I think for me I would not sign a kid up for a school at which I believed at the outset he/she would end up in the bottom 20%. I don’t think a degree from Star School #1 would make up for the experience of always being the weakest student. In days of old, when prep school students put their names down for colleges on actual lists, one might say the education provided by Star School #1 justified any experience. ( ln days of old, I gather students were often registered at birth, which would lead to a degree of heterogeneity in the student body.)
I think we live up to or down to expectations. Being a big fish in a small pond can be a better experience than being a minnow in the ocean. One absolute requirement for us is that our children are able to “find their people” among the student body. It doesn’t mean you have to love everyone. It does mean that you have to be able to find some friends. I don’t think anything makes up for misery.
I was thinking recently of how quickly time seems to pass now, and how slowly it passed in my teens. For a teenager, four years of misery can set the stage for adulthood. I read Prep. The protagonist struck me as a deeply unhappy person. I wonder if that reflects the author’s experience at boarding school?
On an absolute level, the top 50+ boarding schools offer more to smart kids than their local schools. I find it ungracious of parents (or alums) to get into fights over which school(s) constitute the “tippy top.” I’ve met many really successful people in my life. Very few were top students in middle school. Many had to overcome challenges. High school is a time to learn and to grow. At adulthood, we continue to cherish our children, not their grade point averages. A recent obituary of a young person which listed GPA made me sad and thoughtful.

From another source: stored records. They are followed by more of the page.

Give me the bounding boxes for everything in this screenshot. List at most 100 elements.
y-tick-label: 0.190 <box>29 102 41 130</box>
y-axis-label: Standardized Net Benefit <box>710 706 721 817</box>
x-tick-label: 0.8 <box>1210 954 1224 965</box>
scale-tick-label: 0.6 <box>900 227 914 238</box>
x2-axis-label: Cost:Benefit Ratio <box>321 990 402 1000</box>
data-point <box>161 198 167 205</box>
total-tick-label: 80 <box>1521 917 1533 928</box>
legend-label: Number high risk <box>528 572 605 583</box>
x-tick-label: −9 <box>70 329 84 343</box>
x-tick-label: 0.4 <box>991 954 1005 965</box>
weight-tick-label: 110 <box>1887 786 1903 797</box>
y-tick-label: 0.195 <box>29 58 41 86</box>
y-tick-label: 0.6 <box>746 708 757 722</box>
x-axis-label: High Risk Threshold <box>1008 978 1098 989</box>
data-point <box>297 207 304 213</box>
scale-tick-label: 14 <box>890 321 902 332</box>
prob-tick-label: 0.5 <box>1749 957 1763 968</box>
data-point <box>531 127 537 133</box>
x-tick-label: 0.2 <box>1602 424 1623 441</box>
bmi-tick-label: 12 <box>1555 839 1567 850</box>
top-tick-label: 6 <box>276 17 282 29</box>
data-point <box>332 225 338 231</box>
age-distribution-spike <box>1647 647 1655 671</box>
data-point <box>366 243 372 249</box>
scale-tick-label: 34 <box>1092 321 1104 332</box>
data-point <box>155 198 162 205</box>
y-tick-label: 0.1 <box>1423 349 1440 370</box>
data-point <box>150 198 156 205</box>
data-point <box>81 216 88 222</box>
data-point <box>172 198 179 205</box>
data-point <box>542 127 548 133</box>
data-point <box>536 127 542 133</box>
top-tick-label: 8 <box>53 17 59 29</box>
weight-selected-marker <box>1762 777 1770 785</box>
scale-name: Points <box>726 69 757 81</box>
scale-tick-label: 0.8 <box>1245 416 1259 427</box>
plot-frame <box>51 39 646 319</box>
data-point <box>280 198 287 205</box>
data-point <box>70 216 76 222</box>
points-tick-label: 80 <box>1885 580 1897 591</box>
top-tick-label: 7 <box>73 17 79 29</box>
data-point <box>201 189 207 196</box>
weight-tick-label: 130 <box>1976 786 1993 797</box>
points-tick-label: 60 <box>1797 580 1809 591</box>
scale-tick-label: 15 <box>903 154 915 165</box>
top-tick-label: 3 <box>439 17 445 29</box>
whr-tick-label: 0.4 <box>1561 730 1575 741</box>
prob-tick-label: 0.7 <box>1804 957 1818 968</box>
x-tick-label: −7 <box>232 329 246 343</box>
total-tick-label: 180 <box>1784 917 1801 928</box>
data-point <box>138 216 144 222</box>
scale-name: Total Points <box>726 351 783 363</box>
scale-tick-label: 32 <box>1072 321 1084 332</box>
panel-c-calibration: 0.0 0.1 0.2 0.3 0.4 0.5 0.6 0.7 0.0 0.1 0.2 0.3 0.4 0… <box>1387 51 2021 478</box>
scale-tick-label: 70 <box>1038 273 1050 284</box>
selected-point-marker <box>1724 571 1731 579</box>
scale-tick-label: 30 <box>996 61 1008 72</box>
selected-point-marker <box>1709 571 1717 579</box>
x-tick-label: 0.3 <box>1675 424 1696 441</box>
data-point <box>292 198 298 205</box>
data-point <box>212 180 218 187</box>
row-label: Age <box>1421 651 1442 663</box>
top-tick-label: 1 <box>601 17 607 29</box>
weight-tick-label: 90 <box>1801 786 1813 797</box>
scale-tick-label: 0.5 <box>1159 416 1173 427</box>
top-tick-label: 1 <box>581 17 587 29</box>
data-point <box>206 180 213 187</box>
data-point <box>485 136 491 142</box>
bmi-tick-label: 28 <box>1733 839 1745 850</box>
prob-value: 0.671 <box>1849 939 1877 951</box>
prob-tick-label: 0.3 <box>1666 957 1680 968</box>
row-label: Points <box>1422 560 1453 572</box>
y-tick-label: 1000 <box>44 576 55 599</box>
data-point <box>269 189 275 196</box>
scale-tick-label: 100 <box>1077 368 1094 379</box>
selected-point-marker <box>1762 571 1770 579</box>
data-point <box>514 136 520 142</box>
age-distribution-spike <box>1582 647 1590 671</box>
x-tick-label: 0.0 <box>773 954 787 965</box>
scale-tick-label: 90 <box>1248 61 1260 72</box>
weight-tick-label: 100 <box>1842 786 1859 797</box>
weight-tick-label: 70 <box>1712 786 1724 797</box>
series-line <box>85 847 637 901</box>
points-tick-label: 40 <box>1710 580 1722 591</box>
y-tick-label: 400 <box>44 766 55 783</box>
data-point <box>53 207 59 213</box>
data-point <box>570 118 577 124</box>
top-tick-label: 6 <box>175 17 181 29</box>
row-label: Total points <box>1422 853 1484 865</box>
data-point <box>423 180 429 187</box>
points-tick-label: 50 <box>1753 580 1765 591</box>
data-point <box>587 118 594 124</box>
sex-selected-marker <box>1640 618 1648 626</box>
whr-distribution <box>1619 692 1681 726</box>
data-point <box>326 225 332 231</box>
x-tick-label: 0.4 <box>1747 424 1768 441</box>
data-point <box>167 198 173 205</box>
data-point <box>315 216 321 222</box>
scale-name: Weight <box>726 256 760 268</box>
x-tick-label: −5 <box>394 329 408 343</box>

To balance that out, there are people who do better when the material is more challenging. When the material covered is too easy, they zone out and do worse. So it might not be a choice between Cs in the more demanding and As in the less demanding. It could be a choice between Cs everywhere. In which case, a parent really needs to suss out when a school might decide to part ways with a student. (Probably best done at revisits. I think it would be really hard to say, I think my child will be a C student. How low does the GPA have to go before he gets kicked out?)
If it’s a Cs everywhere situation, then I think there needs to be an appraisal of the overall experience. 1) In Star School #1, you will have to work every free moment to be able to stay enrolled. Your courses will be interesting, but you will not do well in college placement, in large part because you will not be able to take part in extracurricular activities. It will be grueling. 2) In Happy School #2, you will have more time to explore extracurriculars. Your recommendations will be better, because you can play a larger role in the community. You might be bored in class. You will have to work hard to overcome your tendency to zone out. You might be more likely to become a school leader.
So it depends. It’s also good to ask about different levels of challenge available. Not everyone takes honors in every class.
I would only choose a school which expects 3 hours of sleep from its students for a student who was wildly off the scale in intelligence and energy. For a bright student with the potential to attend the most selective colleges at the end of high school, I would not choose such a school. It is possible to burn out. High school should not be a death march. No one does their best work under sleep deprivation. Copious research shows how harmful a lack of sleep is to short and long term learning. I would really worry about students learning precisely the wrong lessons as to how to handle an academic schedule.